If you do not have time to do the drying of your cpg, please mention this to your teaching assistant, so that he can take care of this.
At the end of your coupling reactions, please label your reaction vessels carefully, so that they cannot be mixed up. It is recommend that you use colored tape for this. Your teaching assistant will start the deprotection reaction for you next Tuesday. For this, you have to leave the reaction vessels clearly visible and labeled in the laboratory (room Z 744). On Tuesday, Andriy will add an aliquot of ammonium hydroxide solution, so that next Wednesday by the time you enter the lab the deprotection will be completed. You will then be able to proceed by removing excess ammonia and drawing samples for mass spectrometric analysis. The general deprotection protocol is given below. We may decide on a change in the removal of excess ammonia, to make this more feasible for your situation. Please note that the treatment with ammonium hydroxide cleaves the linker to the cpg, removes the cyanoethyl protecting groups, and the protecting groups on the exocyclic amino groups of the nucleobases in one step.
Deprotection and release from support, general procedure, modified from: Altman, R. K.; Schwope, I.; Sarracino, D. A.; Tetzlaff, C. N.; Bleczinski, C. F.; Richert, C. J. Combin. Chem. 1999, 1, 493-508. The hybrid-bearing controlled pore glass (1 mg, ca. 0.03 µmol oligonucleotide) in a polypropylene cup is treated with ammonium hydroxide (30% NH3 in water, 0.25 mL) for 16 h. The supernatant is aspired, the residue washed with water (0.5 mL) and excess NH3 is removed from the combined solutions with an air stream. The resulting solution is lyophilized to dryness, taken up in water and filtered (0.2 µm) for HPLC purification and/or MALDI analysis. It is also possible to draw a sample for MALDI analysis prior to lyophilization.

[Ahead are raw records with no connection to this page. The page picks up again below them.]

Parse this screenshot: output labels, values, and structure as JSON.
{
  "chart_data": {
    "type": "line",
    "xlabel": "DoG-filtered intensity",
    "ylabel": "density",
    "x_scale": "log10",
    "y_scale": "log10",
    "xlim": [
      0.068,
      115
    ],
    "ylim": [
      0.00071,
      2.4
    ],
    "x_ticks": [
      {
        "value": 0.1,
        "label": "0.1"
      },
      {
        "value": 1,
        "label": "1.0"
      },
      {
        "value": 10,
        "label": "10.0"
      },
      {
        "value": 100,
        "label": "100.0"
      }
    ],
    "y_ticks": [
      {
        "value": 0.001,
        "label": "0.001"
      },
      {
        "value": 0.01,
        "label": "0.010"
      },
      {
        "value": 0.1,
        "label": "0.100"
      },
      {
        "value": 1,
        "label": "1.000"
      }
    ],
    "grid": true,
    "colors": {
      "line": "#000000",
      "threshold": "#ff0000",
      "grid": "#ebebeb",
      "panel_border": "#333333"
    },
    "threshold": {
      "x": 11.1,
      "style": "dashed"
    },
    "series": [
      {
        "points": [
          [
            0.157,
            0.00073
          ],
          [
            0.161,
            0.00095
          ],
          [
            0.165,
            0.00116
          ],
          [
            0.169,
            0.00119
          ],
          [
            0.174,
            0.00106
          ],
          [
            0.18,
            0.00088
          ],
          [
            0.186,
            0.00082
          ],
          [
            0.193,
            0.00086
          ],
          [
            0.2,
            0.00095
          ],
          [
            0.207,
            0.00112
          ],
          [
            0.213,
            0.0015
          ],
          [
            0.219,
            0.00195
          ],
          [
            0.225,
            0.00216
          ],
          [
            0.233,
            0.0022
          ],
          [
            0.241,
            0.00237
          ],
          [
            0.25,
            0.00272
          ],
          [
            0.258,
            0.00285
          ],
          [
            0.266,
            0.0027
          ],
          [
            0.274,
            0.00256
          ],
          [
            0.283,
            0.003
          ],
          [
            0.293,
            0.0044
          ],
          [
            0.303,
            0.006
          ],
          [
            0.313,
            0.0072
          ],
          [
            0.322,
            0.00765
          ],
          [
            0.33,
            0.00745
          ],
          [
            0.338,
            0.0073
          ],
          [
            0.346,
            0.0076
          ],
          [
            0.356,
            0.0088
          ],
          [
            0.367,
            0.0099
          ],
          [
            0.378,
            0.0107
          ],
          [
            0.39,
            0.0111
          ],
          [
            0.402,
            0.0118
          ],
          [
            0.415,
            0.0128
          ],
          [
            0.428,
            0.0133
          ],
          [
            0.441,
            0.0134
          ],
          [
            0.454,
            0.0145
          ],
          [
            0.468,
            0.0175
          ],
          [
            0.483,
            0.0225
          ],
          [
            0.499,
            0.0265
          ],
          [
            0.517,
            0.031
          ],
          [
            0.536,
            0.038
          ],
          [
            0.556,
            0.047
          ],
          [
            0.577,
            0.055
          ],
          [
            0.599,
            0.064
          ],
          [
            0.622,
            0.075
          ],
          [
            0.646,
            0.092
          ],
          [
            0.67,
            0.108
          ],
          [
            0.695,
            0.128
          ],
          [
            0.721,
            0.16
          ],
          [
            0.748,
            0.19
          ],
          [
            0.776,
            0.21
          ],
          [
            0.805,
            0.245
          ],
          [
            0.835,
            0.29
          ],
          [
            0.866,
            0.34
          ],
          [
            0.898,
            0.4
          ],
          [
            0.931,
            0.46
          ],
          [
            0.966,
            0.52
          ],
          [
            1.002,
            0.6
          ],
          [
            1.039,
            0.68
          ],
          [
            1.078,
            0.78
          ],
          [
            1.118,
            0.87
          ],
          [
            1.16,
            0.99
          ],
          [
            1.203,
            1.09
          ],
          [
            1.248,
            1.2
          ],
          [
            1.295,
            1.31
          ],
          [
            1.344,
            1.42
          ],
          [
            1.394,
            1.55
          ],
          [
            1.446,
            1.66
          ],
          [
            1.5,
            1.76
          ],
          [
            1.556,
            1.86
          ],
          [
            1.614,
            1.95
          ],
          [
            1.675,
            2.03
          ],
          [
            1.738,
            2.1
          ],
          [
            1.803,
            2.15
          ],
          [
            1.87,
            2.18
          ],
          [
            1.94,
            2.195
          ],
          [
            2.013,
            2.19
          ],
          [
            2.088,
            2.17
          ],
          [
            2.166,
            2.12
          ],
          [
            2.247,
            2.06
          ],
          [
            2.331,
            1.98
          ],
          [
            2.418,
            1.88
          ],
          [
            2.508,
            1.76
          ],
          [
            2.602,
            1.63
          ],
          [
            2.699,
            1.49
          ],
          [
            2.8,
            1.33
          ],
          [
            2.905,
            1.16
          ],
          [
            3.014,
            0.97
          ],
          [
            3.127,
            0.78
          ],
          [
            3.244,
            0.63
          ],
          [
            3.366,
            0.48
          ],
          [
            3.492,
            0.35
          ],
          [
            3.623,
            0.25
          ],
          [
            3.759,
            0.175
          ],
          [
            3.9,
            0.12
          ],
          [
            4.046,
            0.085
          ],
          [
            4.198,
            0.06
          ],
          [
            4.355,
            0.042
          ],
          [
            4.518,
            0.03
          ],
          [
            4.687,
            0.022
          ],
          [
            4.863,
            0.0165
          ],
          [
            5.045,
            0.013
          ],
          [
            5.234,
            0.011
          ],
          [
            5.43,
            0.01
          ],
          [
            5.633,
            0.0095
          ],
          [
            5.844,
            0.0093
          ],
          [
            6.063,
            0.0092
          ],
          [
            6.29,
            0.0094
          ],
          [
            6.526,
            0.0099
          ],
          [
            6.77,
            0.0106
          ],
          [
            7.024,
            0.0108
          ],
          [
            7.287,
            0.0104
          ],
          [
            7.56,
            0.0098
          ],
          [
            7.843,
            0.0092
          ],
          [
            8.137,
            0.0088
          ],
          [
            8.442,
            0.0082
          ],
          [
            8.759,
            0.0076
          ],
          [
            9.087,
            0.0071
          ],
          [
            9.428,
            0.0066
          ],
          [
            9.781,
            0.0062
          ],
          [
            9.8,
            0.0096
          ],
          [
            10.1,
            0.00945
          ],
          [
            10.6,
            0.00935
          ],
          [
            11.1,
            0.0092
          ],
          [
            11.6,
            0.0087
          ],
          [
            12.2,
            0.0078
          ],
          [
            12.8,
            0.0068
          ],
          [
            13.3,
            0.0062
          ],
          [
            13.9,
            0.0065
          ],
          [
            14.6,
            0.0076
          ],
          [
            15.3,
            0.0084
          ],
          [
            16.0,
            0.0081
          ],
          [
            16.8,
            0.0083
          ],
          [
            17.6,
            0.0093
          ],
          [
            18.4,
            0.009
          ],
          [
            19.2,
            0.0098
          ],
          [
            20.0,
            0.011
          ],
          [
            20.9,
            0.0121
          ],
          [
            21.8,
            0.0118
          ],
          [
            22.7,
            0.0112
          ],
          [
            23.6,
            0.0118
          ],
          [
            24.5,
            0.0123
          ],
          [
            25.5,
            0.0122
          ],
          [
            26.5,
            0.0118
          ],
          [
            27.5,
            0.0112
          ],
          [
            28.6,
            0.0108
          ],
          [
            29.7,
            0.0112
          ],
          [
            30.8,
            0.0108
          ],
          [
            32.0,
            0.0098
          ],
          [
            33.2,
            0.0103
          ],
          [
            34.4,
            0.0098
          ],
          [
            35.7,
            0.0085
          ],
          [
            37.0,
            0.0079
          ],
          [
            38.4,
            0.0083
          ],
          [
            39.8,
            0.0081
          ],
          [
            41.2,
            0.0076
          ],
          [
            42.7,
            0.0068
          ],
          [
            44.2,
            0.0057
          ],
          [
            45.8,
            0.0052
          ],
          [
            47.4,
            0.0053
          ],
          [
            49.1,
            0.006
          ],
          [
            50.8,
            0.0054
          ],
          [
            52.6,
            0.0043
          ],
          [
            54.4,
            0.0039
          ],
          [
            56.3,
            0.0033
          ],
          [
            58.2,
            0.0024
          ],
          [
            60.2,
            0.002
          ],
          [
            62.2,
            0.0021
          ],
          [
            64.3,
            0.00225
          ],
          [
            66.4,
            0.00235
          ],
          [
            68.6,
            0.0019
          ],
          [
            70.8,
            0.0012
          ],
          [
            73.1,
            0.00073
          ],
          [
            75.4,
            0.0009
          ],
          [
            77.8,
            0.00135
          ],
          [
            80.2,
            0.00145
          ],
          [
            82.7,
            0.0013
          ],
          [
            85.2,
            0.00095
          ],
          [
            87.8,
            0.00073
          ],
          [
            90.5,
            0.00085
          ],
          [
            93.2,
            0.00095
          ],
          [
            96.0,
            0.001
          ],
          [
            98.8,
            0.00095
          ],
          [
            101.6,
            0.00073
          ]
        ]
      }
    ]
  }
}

A Note at the End. Most probably, this week's experiment
will be the most time consuming. Please do not panic, if you cannot
finish all five couplings in the allotted time. Rather, I recommend
that you either make an appointment with Andriy during the next few days
and finish your work outside the time slot for the Praktikum, or that you
finish your experiments next week. It is better to extend the schedule
a little (and we are not in a squeeze, right now) than to work in too hectic
a fashion, risking the success of your synthesis and the well being of
the instruments and your neighbors.
If everything goes well, you will have made several new compounds. Good luck!